İhanet aptalların layık olduğu bir davranıştır. Aynı zamanda bu bir davranış değildir! Bunu daha önce bir başka kadın aynen benim söylediğim haliyle söylemiş olabilir. Ama ben bunu söylerken ihanet edilenin akli dengesinin suç işleyebilecek, ya da işlenen herhangi bir suçtan dolayı suçlu olarak nitelendirilebilecek kapasitede olmadığını vurguluyorum. “Aptal! Sana ihanet etmeme sebep oldun!” Hiç kimse bir ihanete layık değildir çünkü herkes ihanet eder! ve ihanet hep çift taraflı olmuştur (yalnızca öyle sanılmaz). Bir şeyler bitmeye başladığında, bu bir şeyler öyle ekmek, sabun, şampuan gibi şeyler değil, bunlar iki insanın en mahrem yanlarını birleştirerek oluşturdukları bir şeylerdir ki anlamaya çalışma süresinde dahi bir sürü göz yaşıyla beslenmiştir, işte bunlar bitmeye başladığında ( bu anlarda 3. kişiler varlıklarını somut olarak da ortaya koymaya başlamışlardır) boynundaki bağdan kurtulmaya çalışan at gibi bütün güç kullanılarak kaçmaya çalışılır.
Hep bir duvar vardır toslayacak.
Hep bir yol vardır.
Hep bir kadın,
Hep bir adam vardır…
Başka bir şeyler yokturlar aslında…
Nefesini tutmadan ve nefes almayı unutarak, diğer tarafta olanları hiç anlamayarak, anlamsız, şuursuz, ahlaksız, amaçsız kadınlar, adamlar olur. Gece olur ses olur, sabah olur eş! Ve biter, ve bitmez, ölür gibi yapılır, ölmez kimse!
Biliyordu bu hissi kadın, şimdi ne yapacağını, kimi arayacağını ve nasıl unutacağını iyi biliyordu!

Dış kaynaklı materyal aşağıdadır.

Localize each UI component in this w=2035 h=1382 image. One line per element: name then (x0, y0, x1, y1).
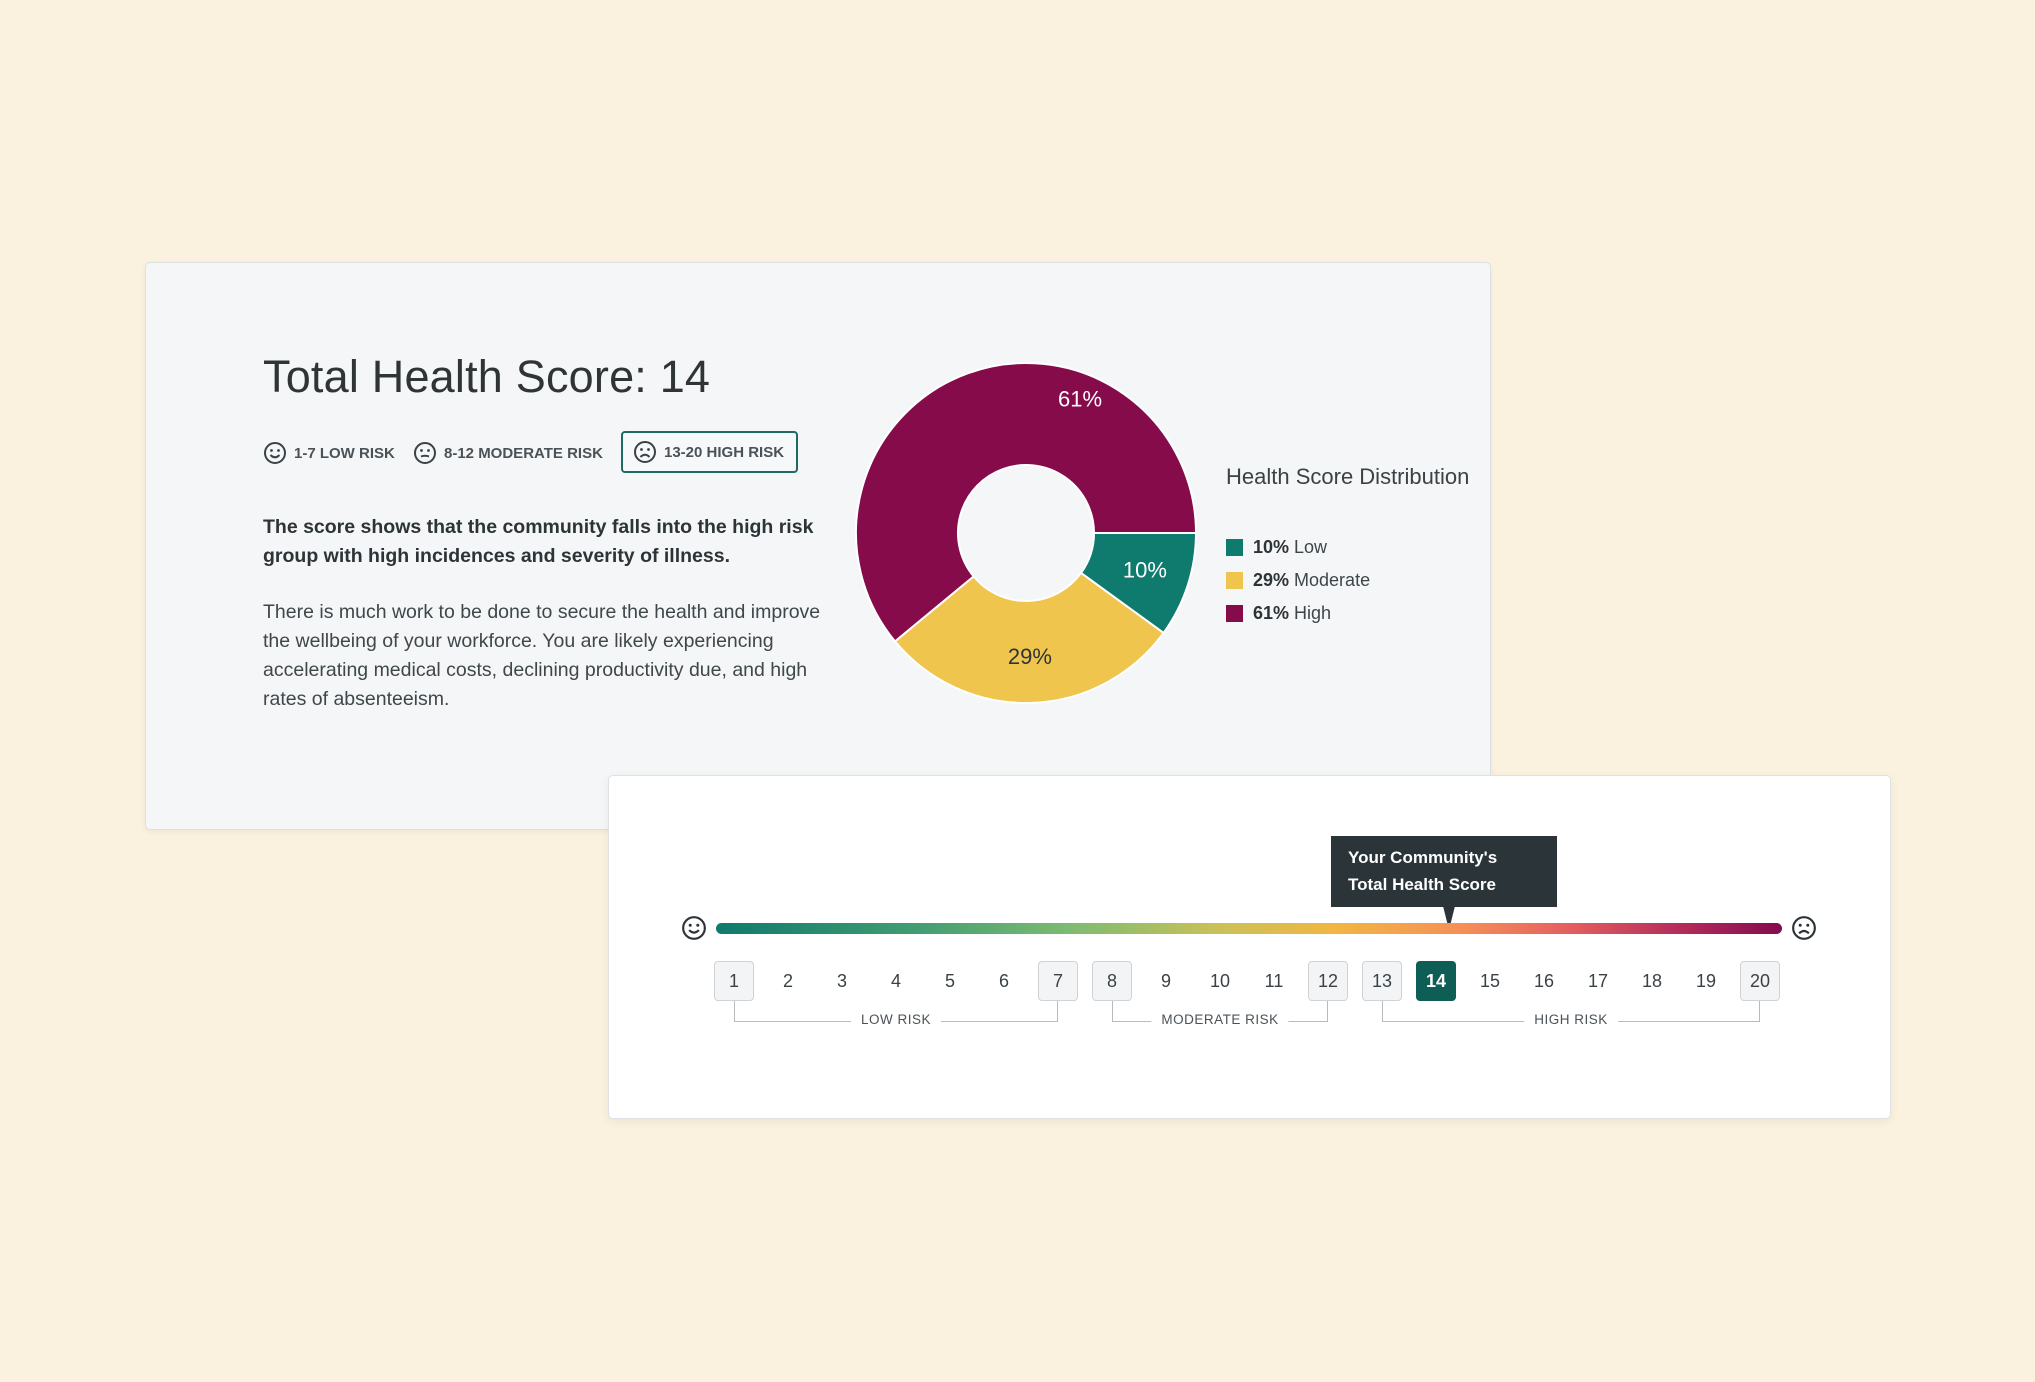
legend-swatch (1226, 539, 1243, 556)
donut-slice-label: 61% (1058, 386, 1102, 411)
legend-swatch (1226, 572, 1243, 589)
score-number[interactable]: 4 (890, 970, 901, 991)
legend-pct: 61% (1253, 603, 1290, 623)
legend-pct: 10% (1253, 537, 1290, 557)
risk-chip-high[interactable]: 13-20 HIGH RISK (621, 431, 798, 473)
health-score-summary-card: Total Health Score: 14 1-7 LOW RISK 8-12… (145, 262, 1491, 830)
score-number[interactable]: 19 (1695, 970, 1717, 991)
legend-name: High (1294, 603, 1332, 623)
score-description: There is much work to be done to secure … (263, 601, 821, 710)
risk-chip-low[interactable]: 1-7 LOW RISK (263, 431, 395, 475)
legend-swatch (1226, 605, 1243, 622)
score-number[interactable]: 2 (782, 970, 793, 991)
neutral-face-icon (414, 442, 436, 464)
donut-slice-label: 10% (1123, 557, 1167, 582)
score-number[interactable]: 5 (944, 970, 955, 991)
score-number[interactable]: 15 (1479, 970, 1501, 991)
donut-slice-label: 29% (1008, 644, 1052, 669)
smile-face-icon (264, 442, 286, 464)
legend-name: Low (1294, 537, 1328, 557)
score-number[interactable]: 3 (836, 970, 847, 991)
score-number[interactable]: 11 (1264, 970, 1284, 991)
score-number[interactable]: 16 (1533, 970, 1555, 991)
score-tooltip: Your Community's Total Health Score (1331, 836, 1557, 907)
sad-face-icon (634, 441, 656, 463)
legend-item-high: 61% High (1226, 597, 1370, 630)
health-distribution-donut-chart: 10% 29% 61% (855, 362, 1198, 704)
score-lead-text: The score shows that the community falls… (263, 516, 814, 567)
score-number[interactable]: 1 (714, 961, 754, 1001)
risk-gradient-bar (716, 923, 1782, 934)
risk-chip-label: 1-7 LOW RISK (294, 444, 395, 462)
tooltip-line: Your Community's (1348, 848, 1498, 867)
score-number[interactable]: 13 (1362, 961, 1402, 1001)
score-number[interactable]: 20 (1740, 961, 1780, 1001)
risk-chip-label: 13-20 HIGH RISK (664, 443, 785, 461)
score-number[interactable]: 7 (1038, 961, 1078, 1001)
bracket-label: LOW RISK (850, 1012, 942, 1027)
risk-chip-moderate[interactable]: 8-12 MODERATE RISK (413, 431, 603, 475)
score-number[interactable]: 8 (1092, 961, 1132, 1001)
risk-bracket: MODERATE RISK (1112, 1001, 1328, 1027)
legend-item-moderate: 29% Moderate (1226, 564, 1370, 597)
risk-chip-label: 8-12 MODERATE RISK (444, 444, 603, 462)
score-number[interactable]: 18 (1641, 970, 1663, 991)
chart-legend-title: Health Score Distribution (1226, 464, 1470, 489)
legend-pct: 29% (1253, 570, 1290, 590)
page-title: Total Health Score: 14 (263, 351, 711, 402)
donut-slice-moderate[interactable] (893, 571, 1165, 704)
chart-legend: 10% Low 29% Moderate 61% High (1226, 531, 1370, 630)
smile-face-icon (682, 916, 706, 940)
tooltip-line: Total Health Score (1348, 875, 1496, 894)
current-score-marker[interactable]: 14 (1416, 961, 1456, 1001)
score-number[interactable]: 9 (1160, 970, 1171, 991)
score-number[interactable]: 12 (1308, 961, 1348, 1001)
risk-bracket: LOW RISK (734, 1001, 1058, 1027)
donut-slice-high[interactable] (855, 362, 1198, 643)
legend-item-low: 10% Low (1226, 531, 1370, 564)
score-number[interactable]: 10 (1209, 970, 1231, 991)
sad-face-icon (1792, 916, 1816, 940)
bracket-label: MODERATE RISK (1151, 1012, 1289, 1027)
bracket-label: HIGH RISK (1524, 1012, 1618, 1027)
risk-bracket: HIGH RISK (1382, 1001, 1760, 1027)
score-number[interactable]: 17 (1587, 970, 1609, 991)
legend-name: Moderate (1294, 570, 1371, 590)
score-number[interactable]: 6 (998, 970, 1009, 991)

Hiçbir yere ait olmadığını anladı, anlamsız bakışlarla süzdü etrafını, soluğu kesilir gibi oldu, korktu kendinden, yapabileceklerinden! Kuş yüreği gibi hızlı hızlı çarpan kalbini avuçlarının arasına alıp, hızlı adımlarla gitti. Gitti, gidiyor, git… Nereye.